To harness growth, make a meaningful investment in your project management capacity. Here’s how
If you’re a small or medium-sized chemical company and you’re growing, chances are you’re hiring contractors. If you’re growing fast, you’re outsourcing even faster. This is standard practice and it often makes good sense, but the choice to hire out work has a dark side that few executives pause to consider: If your in-house team is working overtime to keep contractors on track, who is managing your business?
It’s a fine balance, to be sure. Outsourcing is certainly the right choice for many growing businesses. But your in-house team knows your business best, and they’re personally invested in your success. Long-term employees have an intimate understanding of your work, past, and present, and you should be leveraging their insight and expertise as you develop your strategic plan for the future. At a certain point, smart Owners realize they need to liberate their best people from daily oversight so they can focus on laying the groundwork for growth — but how?
The answer: Invest in your in-house project management capabilities.
Investing in your project management capacity solves a lot of growth-related problems. You can continue working with existing contractors, benefitting from established relationships and shared knowledge. You won’t have to disrupt internal or external workflows with new hires. Investing in project management capacity liberates your best people while simultaneously building your company’s ability to successfully manage increasing workloads, so you can grow even faster in the future.
Here’s the problem: Most companies don’t know how to upgrade their project management capability. It’s not enough to simply hire a project manager; if you truly want to position your company for growth, you need to take a step back and revisit your entire project management system. The processes that served you well as a small or medium-sized chemical company simply will not be robust enough to handle the increased demands as you grow.
Here’s a simple approach that works with many of our clients.
The power of an independent gap analysis
We start by conducting an independent gap analysis. The idea here is to look for inefficiencies in your project delivery system, specifically as they relate to your most important business objectives. We ask: Does your project delivery system meaningfully support your operational, sales and growth goals?
These are critical questions because the essence of building a strong business strategy is choosing what not to do. Killing unnecessary or misaligned initiatives is especially challenging in organizations that have their sights set on growth. As Michael Porter said in his seminal Harvard Business Review article, What Is Strategy: “Among all other influences, the desire to grow has perhaps the most perverse effect on strategy. Trade-offs and limits appear to constrain growth.” Precisely the opposite is true, he says: A leader’s job is not to orchestrate “operational improvements and make deals,” but rather to be focused on “defining and communicating the company’s unique position, making trade-offs, and forging fit among activities.” That’s what we’re talking about here.
What does this look like in practice? You already know that your business manager and other key players are constantly making trade-offs on every project and initiative. How do they know what to prioritize, and what to let slide? If you haven’t provided a clear strategy to guide them, they’ll decide for themselves based on whatever factors are in play at the moment. Not only is this an incoherent and ineffective approach to business development, but it’s also bound to create epidemic levels of decision fatigue in your team.

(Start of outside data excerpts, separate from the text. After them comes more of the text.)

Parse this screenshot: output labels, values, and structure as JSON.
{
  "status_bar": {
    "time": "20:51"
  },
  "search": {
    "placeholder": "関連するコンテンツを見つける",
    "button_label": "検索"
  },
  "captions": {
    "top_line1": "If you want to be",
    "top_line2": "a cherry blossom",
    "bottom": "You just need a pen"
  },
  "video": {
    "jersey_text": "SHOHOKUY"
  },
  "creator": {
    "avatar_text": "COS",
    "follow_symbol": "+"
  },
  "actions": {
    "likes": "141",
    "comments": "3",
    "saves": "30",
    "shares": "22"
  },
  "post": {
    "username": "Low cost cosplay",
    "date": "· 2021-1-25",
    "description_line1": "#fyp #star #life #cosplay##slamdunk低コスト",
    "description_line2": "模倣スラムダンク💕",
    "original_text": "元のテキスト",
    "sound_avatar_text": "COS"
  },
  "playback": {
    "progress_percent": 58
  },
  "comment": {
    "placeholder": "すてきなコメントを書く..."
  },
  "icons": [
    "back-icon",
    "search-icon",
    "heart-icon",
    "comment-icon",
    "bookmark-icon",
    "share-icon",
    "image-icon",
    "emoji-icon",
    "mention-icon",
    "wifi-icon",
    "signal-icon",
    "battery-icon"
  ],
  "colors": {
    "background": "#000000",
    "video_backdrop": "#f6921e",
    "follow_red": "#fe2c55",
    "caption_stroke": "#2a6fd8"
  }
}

Further, a proliferation of small-cap projects that don’t support your central strategy are like leeches on the business, sucking out time and energy that would be much more valuable if applied to critical initiatives.
The gap analysis is the first step to solving this problem. You’ll take a deep look at your project delivery systems and ask whether they’re aligned with your key goals. If you want to get to certain markets faster than your competition, or you want to get your contracts signed faster, what do you need to do to get there? Another key question: How does your project delivery system compare to bigger, stronger organizations that are already doing what you want to do? The answers to these and a host of other key questions form the basis of a comprehensive analysis.
Does your project delivery system meaningfully support your operational, sales and growth goals?
A Project Management System Upgrade Plan
From here, we develop a Project Management System Upgrade Plan that will help you streamline your efforts, cutting out unnecessary and misaligned initiatives and focusing on mission-critical work.
For the next two or three years, you work with a partner that will supplement you with external resources while simultaneously helping you to build your internal capacity. This approach has two benefits. First, the impact is immediate: Because your partner brings in external resources, you’ll get quick relief from your heavy project management workloads. Second — and more importantly, in the long run — your partner works alongside you to execute the Project Management System Upgrade Plan and to build the integrated, internal capacity you need to manage that growing workload yourself.
This collaborative work must be finite. The goal: In two or three years, the partner company is gone, and your internal organization is more robust and capable of scaling to accommodate the right kinds of growth. This is what effective change-management looks like.
Invest in yourself. If you’re a small or medium-sized chemical company and your best people are focused on managing contractors, it’s time to take a step back and figure out how to get those people focused on strategy. We’ve provided the road map, all you need to do is follow it.